Photo courtesy of Ava Spurgeon

Ava Spurgeon, News Editor

I never expected to be in newspaper. On my first day of junior year, after a day of finding my way around the new campus, starting all new classes, and figuring out where to sit at lunch, I just wanted something normal to end my stressful first day. When I had done my choice sheet the previous spring, I learned that I still needed to get my tech credit. I decided yearbook seemed like a good choice, although not for any particular reason. I followed my schedule to room 701 that afternoon, expecting a bright and cheerful yearbook room. Instead, I walked in and was met with cardboard boxes everywhere, not a single person I knew, and a horrifying lack of air conditioning. When Mr. Garcia began class, I discovered that I was not, in fact, in yearbook. Most people think newspaper and yearbook are the same thing, and I was one of those people, which is the reason I never went through with a schedule change.

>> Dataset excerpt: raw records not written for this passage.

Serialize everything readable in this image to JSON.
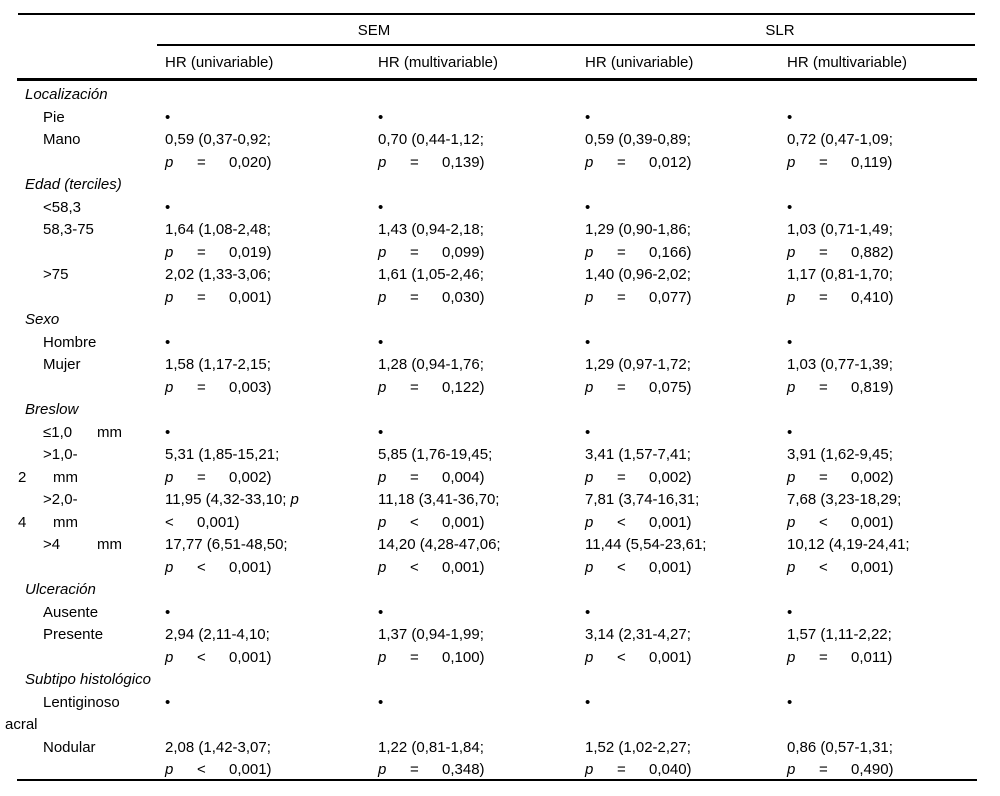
{
  "colors": {
    "background": "#ffffff",
    "text": "#000000",
    "rule": "#000000"
  },
  "table": {
    "group_headers": [
      {
        "label": "SEM"
      },
      {
        "label": "SLR"
      }
    ],
    "column_headers": [
      "HR (univariable)",
      "HR (multivariable)",
      "HR (univariable)",
      "HR (multivariable)"
    ],
    "ref_marker": "•",
    "sections": [
      {
        "title": "Localización",
        "rows": [
          {
            "label": [
              {
                "t": "Pie",
                "ind": "item"
              }
            ],
            "cells": [
              {
                "ref": true
              },
              {
                "ref": true
              },
              {
                "ref": true
              },
              {
                "ref": true
              }
            ]
          },
          {
            "label": [
              {
                "t": "Mano",
                "ind": "item"
              }
            ],
            "cells": [
              {
                "l1": "0,59 (0,37-0,92;",
                "p": [
                  "p",
                  "=",
                  "0,020)"
                ]
              },
              {
                "l1": "0,70 (0,44-1,12;",
                "p": [
                  "p",
                  "=",
                  "0,139)"
                ]
              },
              {
                "l1": "0,59 (0,39-0,89;",
                "p": [
                  "p",
                  "=",
                  "0,012)"
                ]
              },
              {
                "l1": "0,72 (0,47-1,09;",
                "p": [
                  "p",
                  "=",
                  "0,119)"
                ]
              }
            ]
          }
        ]
      },
      {
        "title": "Edad (terciles)",
        "rows": [
          {
            "label": [
              {
                "t": "<58,3",
                "ind": "item"
              }
            ],
            "cells": [
              {
                "ref": true
              },
              {
                "ref": true
              },
              {
                "ref": true
              },
              {
                "ref": true
              }
            ]
          },
          {
            "label": [
              {
                "t": "58,3-75",
                "ind": "item"
              }
            ],
            "cells": [
              {
                "l1": "1,64 (1,08-2,48;",
                "p": [
                  "p",
                  "=",
                  "0,019)"
                ]
              },
              {
                "l1": "1,43 (0,94-2,18;",
                "p": [
                  "p",
                  "=",
                  "0,099)"
                ]
              },
              {
                "l1": "1,29 (0,90-1,86;",
                "p": [
                  "p",
                  "=",
                  "0,166)"
                ]
              },
              {
                "l1": "1,03 (0,71-1,49;",
                "p": [
                  "p",
                  "=",
                  "0,882)"
                ]
              }
            ]
          },
          {
            "label": [
              {
                "t": ">75",
                "ind": "item"
              }
            ],
            "cells": [
              {
                "l1": "2,02 (1,33-3,06;",
                "p": [
                  "p",
                  "=",
                  "0,001)"
                ]
              },
              {
                "l1": "1,61 (1,05-2,46;",
                "p": [
                  "p",
                  "=",
                  "0,030)"
                ]
              },
              {
                "l1": "1,40 (0,96-2,02;",
                "p": [
                  "p",
                  "=",
                  "0,077)"
                ]
              },
              {
                "l1": "1,17 (0,81-1,70;",
                "p": [
                  "p",
                  "=",
                  "0,410)"
                ]
              }
            ]
          }
        ]
      },
      {
        "title": "Sexo",
        "rows": [
          {
            "label": [
              {
                "t": "Hombre",
                "ind": "item"
              }
            ],
            "cells": [
              {
                "ref": true
              },
              {
                "ref": true
              },
              {
                "ref": true
              },
              {
                "ref": true
              }
            ]
          },
          {
            "label": [
              {
                "t": "Mujer",
                "ind": "item"
              }
            ],
            "cells": [
              {
                "l1": "1,58 (1,17-2,15;",
                "p": [
                  "p",
                  "=",
                  "0,003)"
                ]
              },
              {
                "l1": "1,28 (0,94-1,76;",
                "p": [
                  "p",
                  "=",
                  "0,122)"
                ]
              },
              {
                "l1": "1,29 (0,97-1,72;",
                "p": [
                  "p",
                  "=",
                  "0,075)"
                ]
              },
              {
                "l1": "1,03 (0,77-1,39;",
                "p": [
                  "p",
                  "=",
                  "0,819)"
                ]
              }
            ]
          }
        ]
      },
      {
        "title": "Breslow",
        "rows": [
          {
            "label": [
              {
                "t": [
                  "≤1,0",
                  "mm"
                ],
                "ind": "item"
              }
            ],
            "cells": [
              {
                "ref": true
              },
              {
                "ref": true
              },
              {
                "ref": true
              },
              {
                "ref": true
              }
            ]
          },
          {
            "label": [
              {
                "t": ">1,0-",
                "ind": "item"
              },
              {
                "t": [
                  "2",
                  "mm"
                ],
                "ind": "cont"
              }
            ],
            "cells": [
              {
                "l1": "5,31 (1,85-15,21;",
                "p": [
                  "p",
                  "=",
                  "0,002)"
                ]
              },
              {
                "l1": "5,85 (1,76-19,45;",
                "p": [
                  "p",
                  "=",
                  "0,004)"
                ]
              },
              {
                "l1": "3,41 (1,57-7,41;",
                "p": [
                  "p",
                  "=",
                  "0,002)"
                ]
              },
              {
                "l1": "3,91 (1,62-9,45;",
                "p": [
                  "p",
                  "=",
                  "0,002)"
                ]
              }
            ]
          },
          {
            "label": [
              {
                "t": ">2,0-",
                "ind": "item"
              },
              {
                "t": [
                  "4",
                  "mm"
                ],
                "ind": "cont"
              }
            ],
            "cells": [
              {
                "l1": "11,95 (4,32-33,10;",
                "l1p": true,
                "p": [
                  "<",
                  "0,001)"
                ]
              },
              {
                "l1": "11,18 (3,41-36,70;",
                "p": [
                  "p",
                  "<",
                  "0,001)"
                ]
              },
              {
                "l1": "7,81 (3,74-16,31;",
                "p": [
                  "p",
                  "<",
                  "0,001)"
                ]
              },
              {
                "l1": "7,68 (3,23-18,29;",
                "p": [
                  "p",
                  "<",
                  "0,001)"
                ]
              }
            ]
          },
          {
            "label": [
              {
                "t": [
                  ">4",
                  "mm"
                ],
                "ind": "item"
              }
            ],
            "cells": [
              {
                "l1": "17,77 (6,51-48,50;",
                "p": [
                  "p",
                  "<",
                  "0,001)"
                ]
              },
              {
                "l1": "14,20 (4,28-47,06;",
                "p": [
                  "p",
                  "<",
                  "0,001)"
                ]
              },
              {
                "l1": "11,44 (5,54-23,61;",
                "p": [
                  "p",
                  "<",
                  "0,001)"
                ]
              },
              {
                "l1": "10,12 (4,19-24,41;",
                "p": [
                  "p",
                  "<",
                  "0,001)"
                ]
              }
            ]
          }
        ]
      },
      {
        "title": "Ulceración",
        "rows": [
          {
            "label": [
              {
                "t": "Ausente",
                "ind": "item"
              }
            ],
            "cells": [
              {
                "ref": true
              },
              {
                "ref": true
              },
              {
                "ref": true
              },
              {
                "ref": true
              }
            ]
          },
          {
            "label": [
              {
                "t": "Presente",
                "ind": "item"
              }
            ],
            "cells": [
              {
                "l1": "2,94 (2,11-4,10;",
                "p": [
                  "p",
                  "<",
                  "0,001)"
                ]
              },
              {
                "l1": "1,37 (0,94-1,99;",
                "p": [
                  "p",
                  "=",
                  "0,100)"
                ]
              },
              {
                "l1": "3,14 (2,31-4,27;",
                "p": [
                  "p",
                  "<",
                  "0,001)"
                ]
              },
              {
                "l1": "1,57 (1,11-2,22;",
                "p": [
                  "p",
                  "=",
                  "0,011)"
                ]
              }
            ]
          }
        ]
      },
      {
        "title": "Subtipo histológico",
        "rows": [
          {
            "label": [
              {
                "t": "Lentiginoso",
                "ind": "item"
              },
              {
                "t": "acral",
                "ind": "edge"
              }
            ],
            "cells": [
              {
                "ref": true
              },
              {
                "ref": true
              },
              {
                "ref": true
              },
              {
                "ref": true
              }
            ]
          },
          {
            "label": [
              {
                "t": "Nodular",
                "ind": "item"
              }
            ],
            "cells": [
              {
                "l1": "2,08 (1,42-3,07;",
                "p": [
                  "p",
                  "<",
                  "0,001)"
                ]
              },
              {
                "l1": "1,22 (0,81-1,84;",
                "p": [
                  "p",
                  "=",
                  "0,348)"
                ]
              },
              {
                "l1": "1,52 (1,02-2,27;",
                "p": [
                  "p",
                  "=",
                  "0,040)"
                ]
              },
              {
                "l1": "0,86 (0,57-1,31;",
                "p": [
                  "p",
                  "=",
                  "0,490)"
                ]
              }
            ]
          }
        ]
      }
    ]
  }
}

Very quickly I decided I had made a grave mistake. I hated newspaper. Every day walking to fourth period, I felt an overwhelming sense of dread. Not only was it 100 degrees in the room, but I knew that I was going to have to write three articles that needed three interviews each. It was inevitable. It sounds simple enough, but it was something I had never really done, and interviewing strangers was not something I had ever particularly wanted to do either. Eventually I bit the bullet. I eased into it, at first only interviewing my friends, or other people I already knew. Asking someone if I could record our conversation felt weird. It was weird to have to then write 1,000 words on it. It did not feel normal to have editors I had never spoken to before texting me. “Hey Ava! Any progress on your interviews yet? Just a reminder that articles are due this week!”

At some point, the weirdness faded, and I found that I enjoyed the things I had initially hated. I was excited to talk to school board members, or UT public health professors, or even the managers of the girl’s soccer team. My walk to fourth period was no longer filled with dread. The air conditioning in room 701 got fixed. I even liked the things I learned in newspaper. I learned how to properly format stories, how to ask the right questions, how to play Touchdown 1, 2, 3. The little things I picked up from newspaper bled into the rest of my life, becoming so normal I didn’t even notice that all of a sudden, I had started to love journalism.